What Will Genomics Mean for You?
3 Mar 2021|Jenny Taylor
We are all very familiar with the phrase ‘It’s in our genes’ and the concept that we inherit many of our characteristics, such as aspects of our physical appearance or our mannerisms (in genetics terms known as our phenotype) from our parents. Our genetic inheritance also informs the types of diseases we may be susceptible to.
It’s in our Genes – the Basis of Human Variation
The root of this inheritance is variation in our genes that makes each of us different from the next person. This variation in turn arises from the precise order of the ‘letters’ that makes up DNA. DNA’s alphabet simply comprises four letters; A, C, G, T. But that’s where the simplicity stops. An average length of a gene is 15,000 letters and we have around 25,000 genes.
Genes and Disease
Armed now with this standard, we can explore variation; how an individual’s genome differs from the reference genome which can guide our understanding of many aspects of human biology.
Which brings us on to human disease. Most diseases have a genetic component. Some diseases are caused by variants in just one gene. These so-called monogenic conditions often have a striking pattern of inheritance in families. Some examples include Huntington’s disease, cystic fibrosis, Duchenne muscular dystrophy, sudden cardiac death syndromes and sickle cell anaemia. There are estimated to be over 8,000 such rare diseases and even if individually rare, collectively they affect 1:20 people, or 400 million people across the globe.
Whilst it may be possible to provide a clinical diagnosis for patients with these conditions, families often want to know why their children have the condition. Often parents have been obliged to go on a diagnostic odyssey looking for the cause of their children’s disease. Now with access to genomic sequencing this can be resolved quickly in a single test. So increasingly a molecular diagnosis is sought to be able answer the question ‘which gene is not working?’
To find the typo (the technical term is mutation) in a patient’s genome which is causing a rare disease is not, however, straightforward. Until recently it relied on searching painstakingly through the sequence of genes already known to cause the condition, to find the ‘typo’. Often no errors would be found because the culprit gene might not yet have been identified. But as technologies have improved and costs of sequencing have dramatically fallen, it is now feasible to sequence individual patients’ entire genomes to find the genetic basis for their rare disease.
Several years ago my group conducted a large pilot study (called the WGS500 study) with the Wellcome Centre for Human Genetics to see whether genome sequencing in the clinic would be feasible. We sequenced 500 patient genomes in multiple families to establish whether it was possible to detect genetic causes of disease in many different disorders. This programme was the first to establish that genome sequencing would be of great benefit to many patients and became an important foundation for the UK’s Genomics England programme to sequence 100,000 patients.
My research group is currently involved with analysing the genome sequences for the 100,000 Genomes Project; the results have led to discovery of multiple new disease genes (two recently published examples are genes for a growth disorder and a motor neuropathy. These novel disease genes contribute to our understanding of human biology, but most importantly they give diagnoses for families affected by rare diseases.

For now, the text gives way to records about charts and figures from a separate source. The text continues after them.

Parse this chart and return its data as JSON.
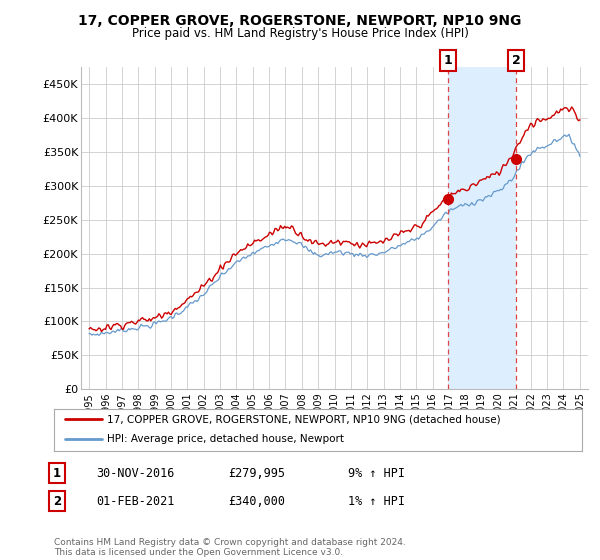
{
  "title": "17, COPPER GROVE, ROGERSTONE, NEWPORT, NP10 9NG",
  "subtitle": "Price paid vs. HM Land Registry's House Price Index (HPI)",
  "ylabel_ticks": [
    "£0",
    "£50K",
    "£100K",
    "£150K",
    "£200K",
    "£250K",
    "£300K",
    "£350K",
    "£400K",
    "£450K"
  ],
  "ytick_vals": [
    0,
    50000,
    100000,
    150000,
    200000,
    250000,
    300000,
    350000,
    400000,
    450000
  ],
  "ylim": [
    0,
    475000
  ],
  "xlim_start": 1994.5,
  "xlim_end": 2025.5,
  "sale1": {
    "date_num": 2016.92,
    "price": 279995,
    "label": "1"
  },
  "sale2": {
    "date_num": 2021.09,
    "price": 340000,
    "label": "2"
  },
  "red_line_color": "#cc0000",
  "blue_line_color": "#6699cc",
  "shade_color": "#ddeeff",
  "grid_color": "#cccccc",
  "background_color": "#ffffff",
  "legend_entry1": "17, COPPER GROVE, ROGERSTONE, NEWPORT, NP10 9NG (detached house)",
  "legend_entry2": "HPI: Average price, detached house, Newport",
  "sale1_date": "30-NOV-2016",
  "sale1_price": "£279,995",
  "sale1_hpi": "9% ↑ HPI",
  "sale2_date": "01-FEB-2021",
  "sale2_price": "£340,000",
  "sale2_hpi": "1% ↑ HPI",
  "footer": "Contains HM Land Registry data © Crown copyright and database right 2024.\nThis data is licensed under the Open Government Licence v3.0.",
  "years": [
    1995,
    1996,
    1997,
    1998,
    1999,
    2000,
    2001,
    2002,
    2003,
    2004,
    2005,
    2006,
    2007,
    2008,
    2009,
    2010,
    2011,
    2012,
    2013,
    2014,
    2015,
    2016,
    2017,
    2018,
    2019,
    2020,
    2021,
    2022,
    2023,
    2024,
    2025
  ],
  "hpi_vals": [
    80000,
    83000,
    87000,
    91000,
    96000,
    106000,
    121000,
    140000,
    165000,
    186000,
    200000,
    212000,
    222000,
    212000,
    198000,
    202000,
    200000,
    198000,
    202000,
    212000,
    222000,
    240000,
    262000,
    272000,
    280000,
    292000,
    316000,
    348000,
    360000,
    372000,
    345000
  ],
  "price_vals": [
    88000,
    91000,
    96000,
    100000,
    105000,
    116000,
    132000,
    152000,
    178000,
    200000,
    215000,
    228000,
    240000,
    228000,
    214000,
    218000,
    216000,
    213000,
    218000,
    228000,
    240000,
    260000,
    285000,
    295000,
    308000,
    320000,
    352000,
    390000,
    400000,
    412000,
    395000
  ]
}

Now, genome sequencing is commissioned by the NHS for selected rare diseases, so within 20 years of the Human Genome Project finishing, genetic testing is available on NHS for many families with rare diseases.

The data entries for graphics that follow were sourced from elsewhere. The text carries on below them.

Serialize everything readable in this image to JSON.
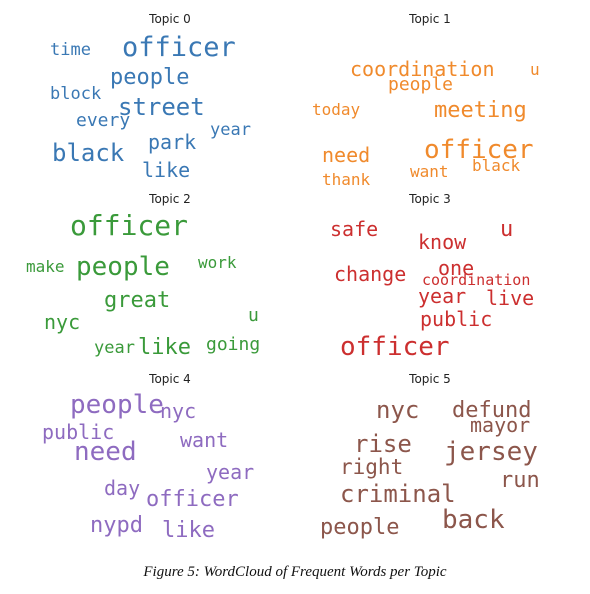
{
  "caption": "Figure 5: WordCloud of Frequent Words per Topic",
  "chart_data": {
    "type": "wordcloud",
    "panels": [
      {
        "title": "Topic 0",
        "color": "#3a78b4",
        "words": [
          "officer",
          "time",
          "people",
          "block",
          "street",
          "every",
          "park",
          "year",
          "black",
          "like"
        ]
      },
      {
        "title": "Topic 1",
        "color": "#f08a2c",
        "words": [
          "coordination",
          "u",
          "people",
          "today",
          "meeting",
          "officer",
          "need",
          "black",
          "want",
          "thank"
        ]
      },
      {
        "title": "Topic 2",
        "color": "#3a9a3a",
        "words": [
          "officer",
          "make",
          "people",
          "work",
          "great",
          "nyc",
          "u",
          "year",
          "like",
          "going"
        ]
      },
      {
        "title": "Topic 3",
        "color": "#cc2f2f",
        "words": [
          "safe",
          "u",
          "know",
          "change",
          "one",
          "coordination",
          "year",
          "live",
          "public",
          "officer"
        ]
      },
      {
        "title": "Topic 4",
        "color": "#8e6bc0",
        "words": [
          "people",
          "nyc",
          "public",
          "want",
          "need",
          "year",
          "day",
          "officer",
          "nypd",
          "like"
        ]
      },
      {
        "title": "Topic 5",
        "color": "#8c564b",
        "words": [
          "nyc",
          "defund",
          "mayor",
          "rise",
          "jersey",
          "right",
          "run",
          "criminal",
          "back",
          "people"
        ]
      }
    ]
  }
}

Common Diseases and Risk Prediction
Whilst the massive investment in sequencing the human genome is now bearing fruit in rare diseases, there has been a criticism that genetics has not delivered on its promise for patients with common diseases; these are the big killers – cancer, heart disease, diabetes, stroke etc- caused by the interplay of genes and environment. We know many of the environmental factors (including smoking, cholesterol and exposure to certain chemicals) which contribute to these diseases but the definitive association of genetic factors has been less clear cut. Whilst world-wide research has identified a plethora of genetic loci associated with common diseases, the odds ratios of individual factors have not been significant enough to be used clinically.

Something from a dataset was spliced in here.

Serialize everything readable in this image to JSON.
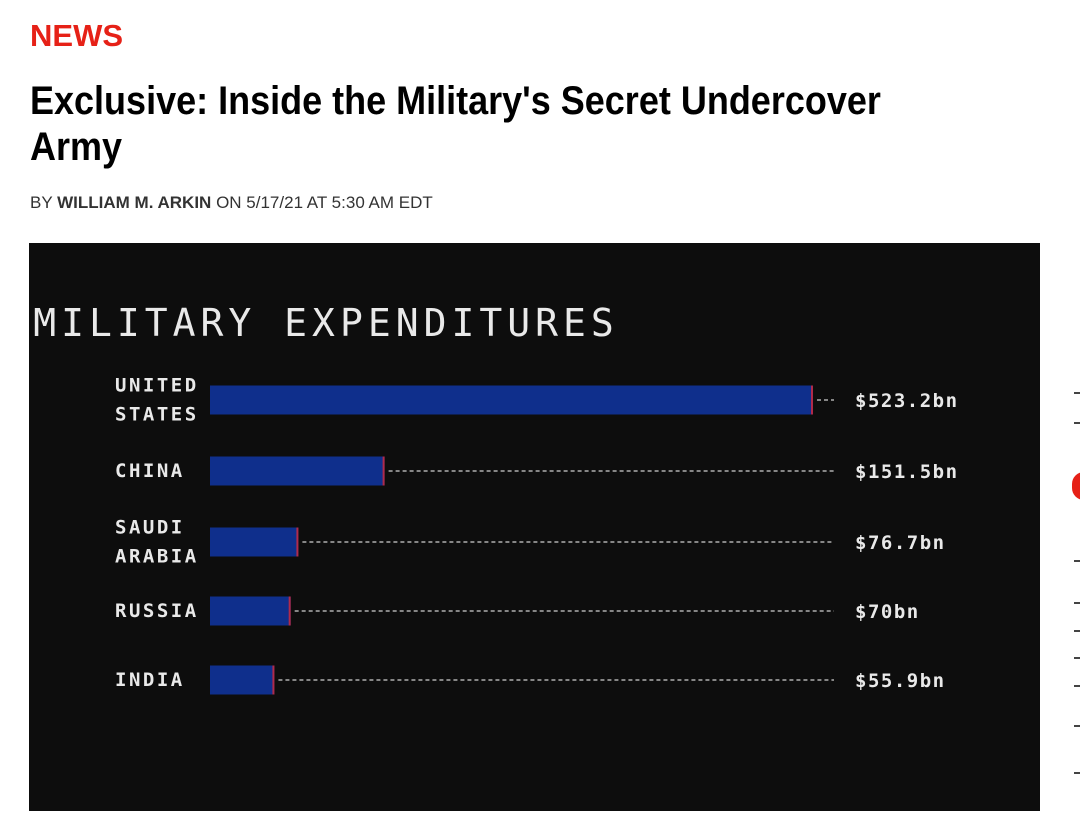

Now, however, the cumulative impact of these risk alleles is being developed as a score to inform people of their chances of developing specific common diseases. Our group is working with many others to bring such ‘polygenic risk scores’ into general clinical practice so that we can all use the information in our own genomes to find out about our risks of the major diseases, and take preventive action accordingly.
The first human genome was sequenced nearly 20 years ago, but what impact will this have for you? Understanding the information in our genes is already helping to decipher the molecular basis of rare diseases. Now genomic information is starting to be used for predicting risk of common diseases – information which could help all of us.